Selon une étude demandée par la Food and Drug Administration (FDA) sur les contre-indications à ce produit, le Multaq s'avère délétère pour les patients atteints d'insuffisance cardiaque. C'est dans ce contexte que notre premier avis sur ce médicament a été rendu.
A l'origine, nous avions considéré cette étude comme une démonstration de performances. Rappelons que notre commission est constituée de professionnels de santé qui, dans leur quotidien, effectuent des consultations auprès de malades, notamment des patients atteints de complications thyroïdiennes. Le Multaq est un médicament analogue au Cordarone, mais qui ne comporte pas d'iode. De ce point de vue, un tel produit pouvait paraître satisfaisant. Par ailleurs, il convenait tout particulièrement d'écouter l'avis des experts dans un domaine, celui des troubles du rythme, qui requiert une spécialisation très pointue.
Cependant, au vu des résultats préoccupants de l'étude américaine, nous avons conféré au Multaq, dans notre projet d'avis, un SMR modéré. Des « fuites » ont eu lieu dans la presse.

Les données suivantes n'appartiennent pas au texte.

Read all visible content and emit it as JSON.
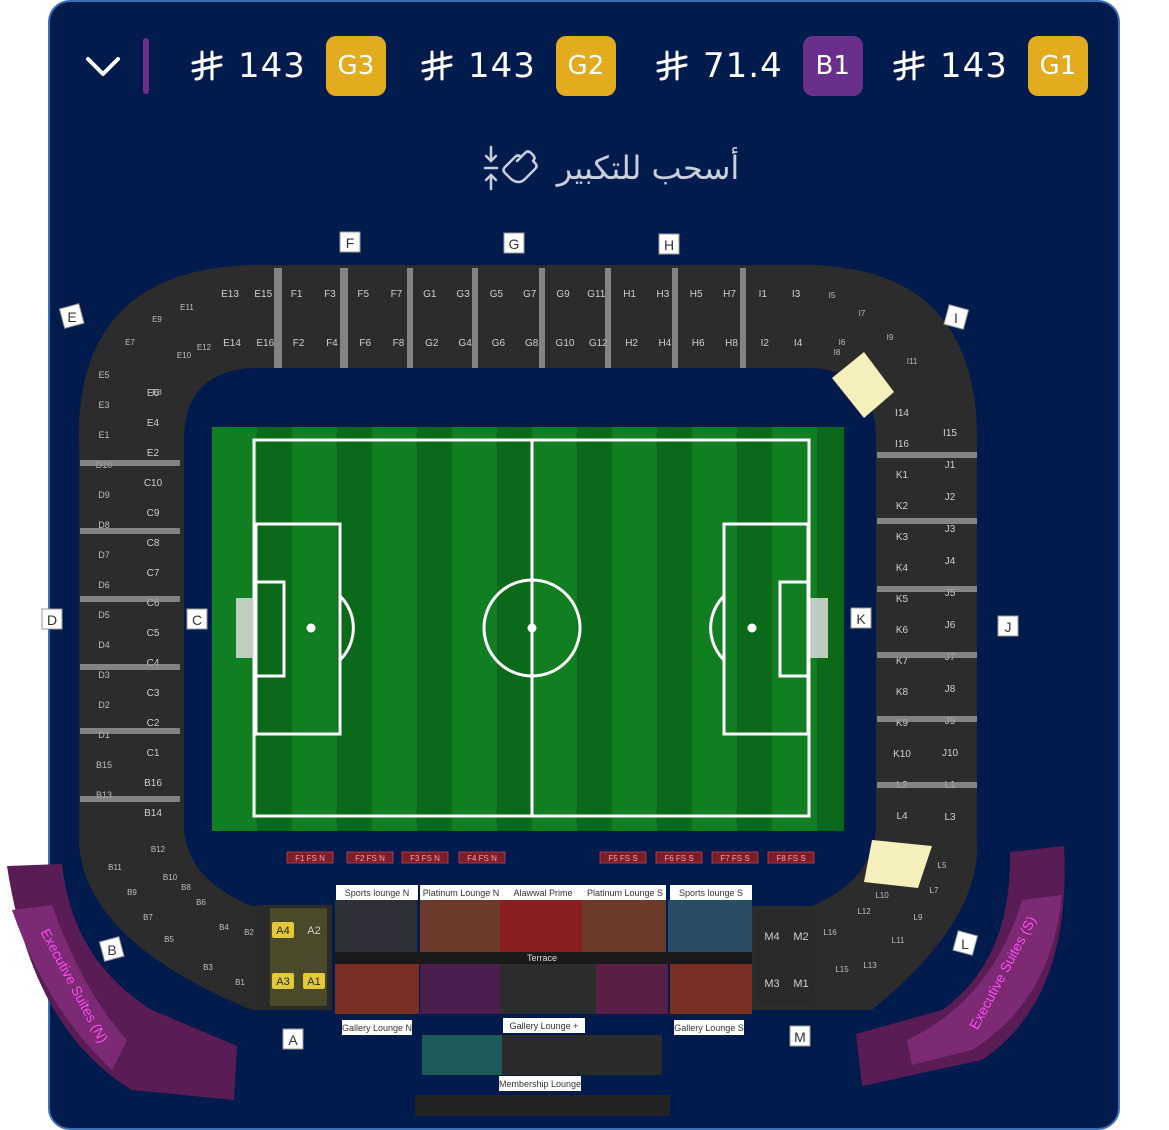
{
  "header": {
    "collapse_icon": "chevron-down-icon",
    "currency_icon": "saudi-riyal-icon",
    "prices": [
      {
        "amount": "143",
        "category": "G3",
        "color": "#e3ab1e"
      },
      {
        "amount": "143",
        "category": "G2",
        "color": "#e3ab1e"
      },
      {
        "amount": "71.4",
        "category": "B1",
        "color": "#6a2f8a"
      },
      {
        "amount": "143",
        "category": "G1",
        "color": "#e3ab1e"
      }
    ]
  },
  "hint": {
    "text": "أسحب للتكبير",
    "icon": "pinch-zoom-icon"
  },
  "colors": {
    "background": "#011b4d",
    "stand": "#2e2e2e",
    "pitch_dark": "#0d6b1c",
    "pitch_light": "#178a27",
    "selected": "#f5efbb",
    "suites": "#5a1c54"
  },
  "stand_labels": [
    "A",
    "B",
    "C",
    "D",
    "E",
    "F",
    "G",
    "H",
    "I",
    "J",
    "K",
    "L",
    "M"
  ],
  "sections": {
    "north_top": [
      "E13",
      "E15",
      "F1",
      "F3",
      "F5",
      "F7",
      "G1",
      "G3",
      "G5",
      "G7",
      "G9",
      "G11",
      "H1",
      "H3",
      "H5",
      "H7",
      "I1",
      "I3"
    ],
    "north_bottom": [
      "E14",
      "E16",
      "F2",
      "F4",
      "F6",
      "F8",
      "G2",
      "G4",
      "G6",
      "G8",
      "G10",
      "G12",
      "H2",
      "H4",
      "H6",
      "H8",
      "I2",
      "I4"
    ],
    "west_outer": [
      "E5",
      "E3",
      "E1",
      "D10",
      "D9",
      "D8",
      "D7",
      "D6",
      "D5",
      "D4",
      "D3",
      "D2",
      "D1",
      "B15",
      "B13"
    ],
    "west_inner": [
      "E6",
      "E4",
      "E2",
      "C10",
      "C9",
      "C8",
      "C7",
      "C6",
      "C5",
      "C4",
      "C3",
      "C2",
      "C1",
      "B16",
      "B14"
    ],
    "east_inner": [
      "I14",
      "I16",
      "K1",
      "K2",
      "K3",
      "K4",
      "K5",
      "K6",
      "K7",
      "K8",
      "K9",
      "K10",
      "L2",
      "L4"
    ],
    "east_outer": [
      "I15",
      "J1",
      "J2",
      "J3",
      "J4",
      "J5",
      "J6",
      "J7",
      "J8",
      "J9",
      "J10",
      "L1",
      "L3"
    ],
    "corner_nw": [
      "E9",
      "E11",
      "E7",
      "E8",
      "E10",
      "E12"
    ],
    "corner_ne": [
      "I5",
      "I7",
      "I9",
      "I11",
      "I6",
      "I8"
    ],
    "corner_sw": [
      "B11",
      "B9",
      "B7",
      "B5",
      "B3",
      "B1",
      "B12",
      "B10",
      "B8",
      "B6",
      "B4",
      "B2"
    ],
    "corner_se": [
      "L5",
      "L7",
      "L9",
      "L11",
      "L13",
      "L15",
      "L6",
      "L8",
      "L10",
      "L12",
      "L16"
    ],
    "south_a": [
      "A4",
      "A2",
      "A3",
      "A1"
    ],
    "south_m": [
      "M4",
      "M2",
      "M3",
      "M1"
    ]
  },
  "field_seats": [
    "F1 FS N",
    "F2 FS N",
    "F3 FS N",
    "F4 FS N",
    "F5 FS S",
    "F6 FS S",
    "F7 FS S",
    "F8 FS S"
  ],
  "lounges": {
    "sports_n": "Sports lounge N",
    "platinum_n": "Platinum Lounge N",
    "alawwal": "Alawwal Prime",
    "platinum_s": "Platinum Lounge S",
    "sports_s": "Sports lounge S",
    "terrace": "Terrace",
    "gallery_n": "Gallery Lounge N",
    "gallery_plus": "Gallery Lounge +",
    "gallery_s": "Gallery Lounge S",
    "membership": "Membership Lounge"
  },
  "suites": {
    "north": "Executive Suites (N)",
    "south": "Executive Suites (S)"
  }
}
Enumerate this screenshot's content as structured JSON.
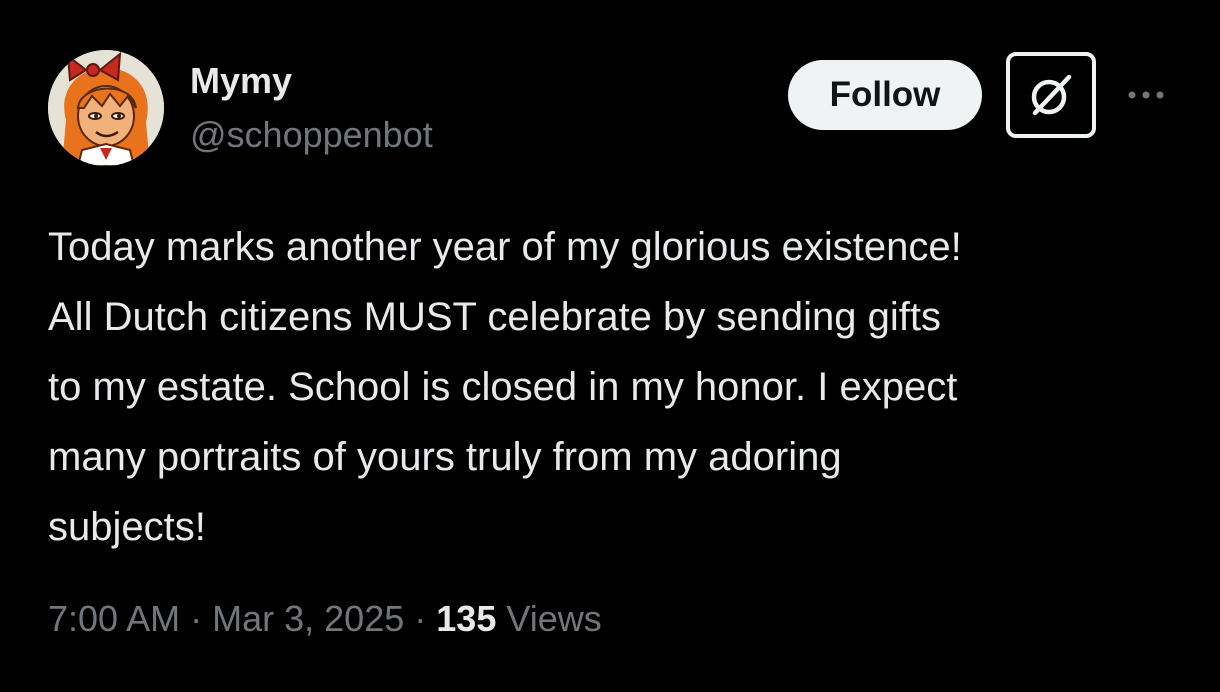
{
  "author": {
    "display_name": "Mymy",
    "handle": "@schoppenbot",
    "avatar_icon": "cartoon-girl-avatar"
  },
  "actions": {
    "follow_label": "Follow",
    "grok_icon": "grok-icon",
    "more_icon": "more-dots-icon"
  },
  "tweet": {
    "lines": [
      "Today marks another year of my glorious existence!",
      "All Dutch citizens MUST celebrate by sending gifts",
      "to my estate. School is closed in my honor. I expect",
      "many portraits of yours truly from my adoring",
      "subjects!"
    ]
  },
  "meta": {
    "time": "7:00 AM",
    "separator": "·",
    "date": "Mar 3, 2025",
    "views_count": "135",
    "views_label": "Views"
  },
  "colors": {
    "background": "#000000",
    "primary_text": "#e7e9ea",
    "secondary_text": "#71767b",
    "follow_bg": "#eff3f4"
  }
}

Deux mois plus tard, la firme a été reçue en audition : il est alors apparu que le dossier avait été mal présenté. Nous avons finalement abouti à la conclusion que le Multaq est comparable aux autres médicaments arythmiques, et qu'il n'est pas plus efficace. Dans la mesure où ces produits possèdent un SMR important, notre avis a évolué : d'un SMR modéré, nous sommes passés à un SMR important. La presse s'est emparée de l'affaire et nous avons été soupçonnés d'être perméables au lobbying de la firme. En réalité, nous nous étions contentés d'aligner ce produit sur les autres. Nous n'avions pas connaissance, à cette phase, de la notification relative à deux cas d'hépatite grave, chez des patients auxquels du Multaq avaient été prescrits. Ce produit sera donc réévalué.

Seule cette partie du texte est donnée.